Getting Started with HATS import
====================================================

Installation
-------------------------------------------------------------------------------

We recommend installing in a virtual environment, like venv or conda. You may
need to install or upgrade versions of dependencies to work with hats-import.

.. code-block:: console

   >> conda create -n <env_name> python=3.12
   >> conda activate <env_name>

.. tip::
    Installing optional dependencies

    There are some extra dependencies that can make running hats-import in a jupyter
    environment easier, or connecting to a variety of remote file systems.

    These can be installed with the ``full`` extra.
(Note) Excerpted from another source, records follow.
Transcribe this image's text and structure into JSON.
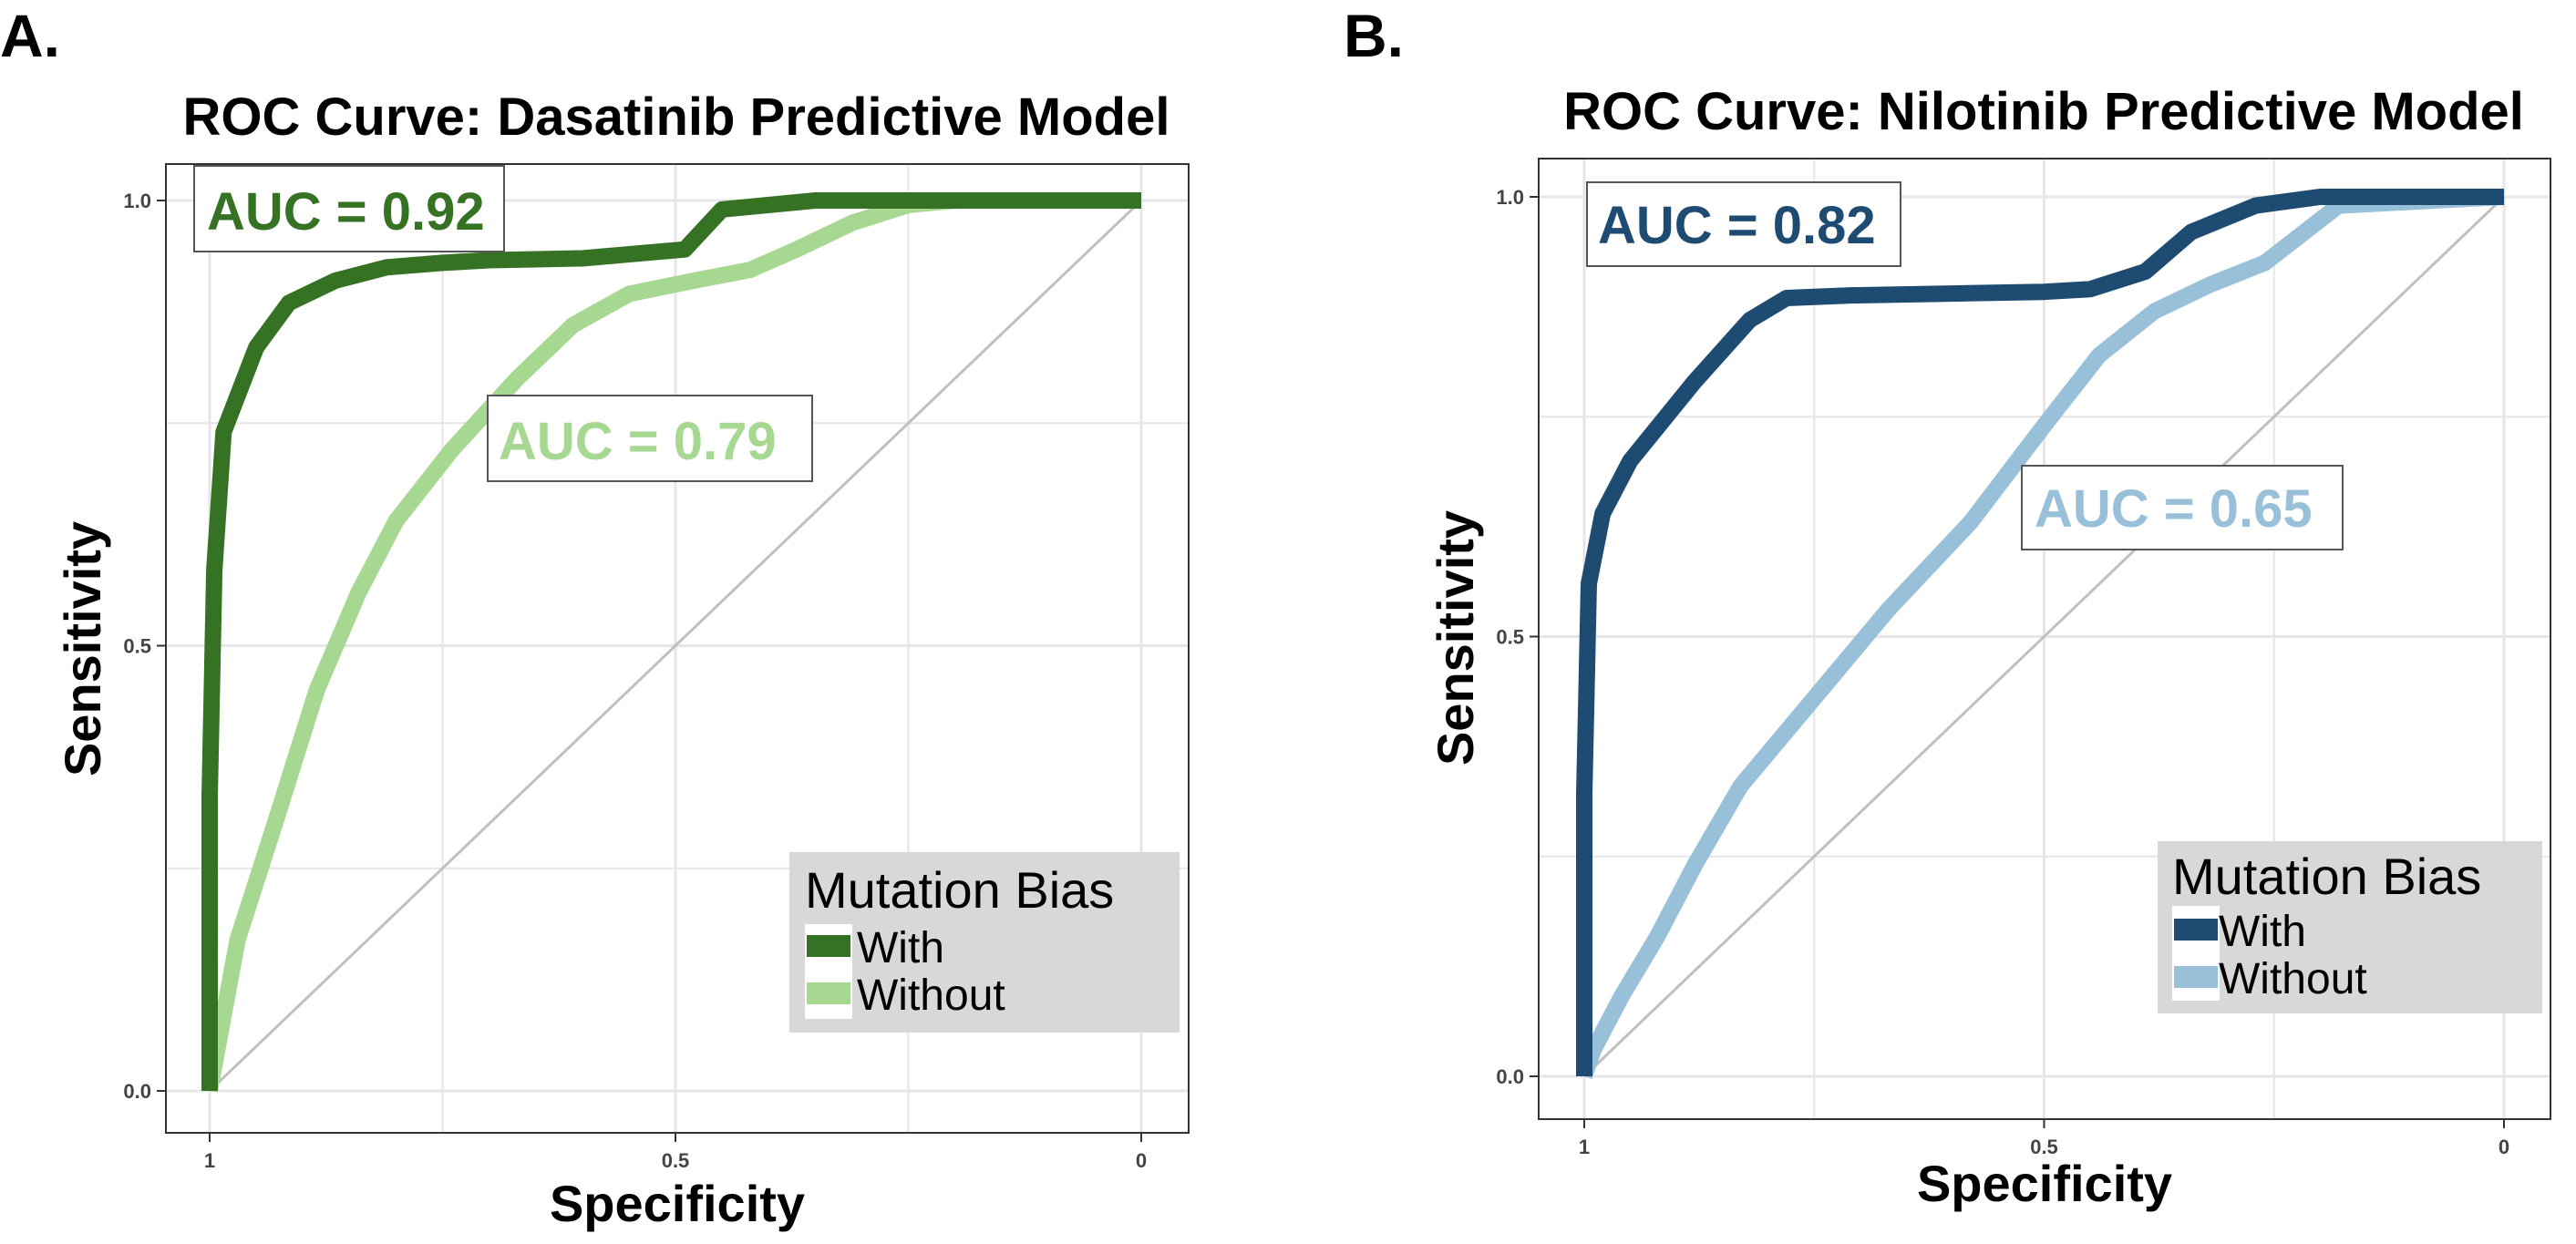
{
  "figure": {
    "panels": [
      {
        "panel_label": "A.",
        "colors": {
          "with": "#357223",
          "without": "#a6d891",
          "grid": "#e6e6e6",
          "diagonal": "#c0c0c0",
          "legend_bg": "#d8d8d8"
        }
      },
      {
        "panel_label": "B.",
        "colors": {
          "with": "#1e4b72",
          "without": "#99c0d9",
          "grid": "#e6e6e6",
          "diagonal": "#c0c0c0",
          "legend_bg": "#d8d8d8"
        }
      }
    ]
  },
  "chart_data": [
    {
      "type": "line",
      "title": "ROC Curve: Dasatinib Predictive Model",
      "xlabel": "Specificity",
      "ylabel": "Sensitivity",
      "x_reversed": true,
      "xlim": [
        1.0,
        0.0
      ],
      "ylim": [
        0.0,
        1.0
      ],
      "x_ticks": [
        "1",
        "0.5",
        "0"
      ],
      "y_ticks": [
        "0.0",
        "0.5",
        "1.0"
      ],
      "grid": true,
      "diagonal_reference": true,
      "legend": {
        "title": "Mutation Bias",
        "position": "bottom-right",
        "entries": [
          "With",
          "Without"
        ]
      },
      "annotations": [
        {
          "text": "AUC = 0.92",
          "series": "With"
        },
        {
          "text": "AUC = 0.79",
          "series": "Without"
        }
      ],
      "series": [
        {
          "name": "With",
          "x": [
            1.0,
            1.0,
            0.995,
            0.985,
            0.95,
            0.915,
            0.865,
            0.81,
            0.75,
            0.7,
            0.65,
            0.6,
            0.49,
            0.45,
            0.35,
            0.3,
            0.2,
            0.0
          ],
          "y": [
            0.0,
            0.33,
            0.585,
            0.74,
            0.835,
            0.885,
            0.91,
            0.925,
            0.93,
            0.933,
            0.934,
            0.935,
            0.945,
            0.99,
            1.0,
            1.0,
            1.0,
            1.0
          ]
        },
        {
          "name": "Without",
          "x": [
            1.0,
            0.97,
            0.93,
            0.885,
            0.84,
            0.8,
            0.74,
            0.67,
            0.61,
            0.55,
            0.48,
            0.42,
            0.37,
            0.31,
            0.25,
            0.2,
            0.0
          ],
          "y": [
            0.0,
            0.17,
            0.3,
            0.45,
            0.56,
            0.64,
            0.72,
            0.8,
            0.86,
            0.895,
            0.91,
            0.922,
            0.945,
            0.975,
            0.995,
            1.0,
            1.0
          ]
        }
      ]
    },
    {
      "type": "line",
      "title": "ROC Curve: Nilotinib Predictive Model",
      "xlabel": "Specificity",
      "ylabel": "Sensitivity",
      "x_reversed": true,
      "xlim": [
        1.0,
        0.0
      ],
      "ylim": [
        0.0,
        1.0
      ],
      "x_ticks": [
        "1",
        "0.5",
        "0"
      ],
      "y_ticks": [
        "0.0",
        "0.5",
        "1.0"
      ],
      "grid": true,
      "diagonal_reference": true,
      "legend": {
        "title": "Mutation Bias",
        "position": "bottom-right",
        "entries": [
          "With",
          "Without"
        ]
      },
      "annotations": [
        {
          "text": "AUC = 0.82",
          "series": "With"
        },
        {
          "text": "AUC = 0.65",
          "series": "Without"
        }
      ],
      "series": [
        {
          "name": "With",
          "x": [
            1.0,
            1.0,
            0.995,
            0.98,
            0.95,
            0.88,
            0.82,
            0.78,
            0.71,
            0.6,
            0.5,
            0.45,
            0.39,
            0.34,
            0.27,
            0.2,
            0.0
          ],
          "y": [
            0.0,
            0.32,
            0.56,
            0.64,
            0.7,
            0.79,
            0.86,
            0.885,
            0.888,
            0.89,
            0.892,
            0.895,
            0.915,
            0.96,
            0.99,
            1.0,
            1.0
          ]
        },
        {
          "name": "Without",
          "x": [
            1.0,
            0.99,
            0.96,
            0.92,
            0.88,
            0.83,
            0.75,
            0.67,
            0.58,
            0.5,
            0.44,
            0.38,
            0.32,
            0.26,
            0.18,
            0.0
          ],
          "y": [
            0.0,
            0.03,
            0.09,
            0.16,
            0.24,
            0.33,
            0.43,
            0.53,
            0.63,
            0.74,
            0.82,
            0.87,
            0.9,
            0.925,
            0.99,
            1.0
          ]
        }
      ]
    }
  ]
}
    .. code-block:: console

        >> pip install hats-import[full]

.. tip::
    Installing on Mac

    ``healpy`` is an optional dependency for hats-import (included in the ``full`` extra)
    to support converting from older HiPSCat catalogs, but
    native prebuilt binaries for healpy on Apple Silicon Macs 
    `do not yet exist <https://healpy.readthedocs.io/en/latest/install.html#binary-installation-with-pip-recommended-for-most-other-python-users>`__, 
    so it's recommended to install via conda before proceeding to hats-import.

    .. code-block:: console

        >> conda config --append channels conda-forge
        >> conda install healpy



Setting up a pipeline
-------------------------------------------------------------------------------

For each type of dataset the hats-import tool can generate, there is an argument
container class that you will need to instantiate and populate with relevant arguments.

See dataset-specific notes on arguments:

* :doc:`catalogs/arguments` (most common)
* :doc:`guide/hipscat_conversion`
* :doc:`guide/margin_cache`
* :doc:`guide/index_table`
* :doc:`guide/reimporting`

Once you have created your arguments object, you pass it into the pipeline control,
and then wait. Running within a main guard will potentially avoid some python
threading issues with dask:

.. code-block:: python

    from dask.distributed import Client
    from hats_import.pipeline import pipeline_with_client

    def main():
        args = ...
        with Client(
            n_workers=10,
            threads_per_worker=1,
            ... 
        ) as client:
            pipeline_with_client(args, client)

    if __name__ == '__main__':
        main()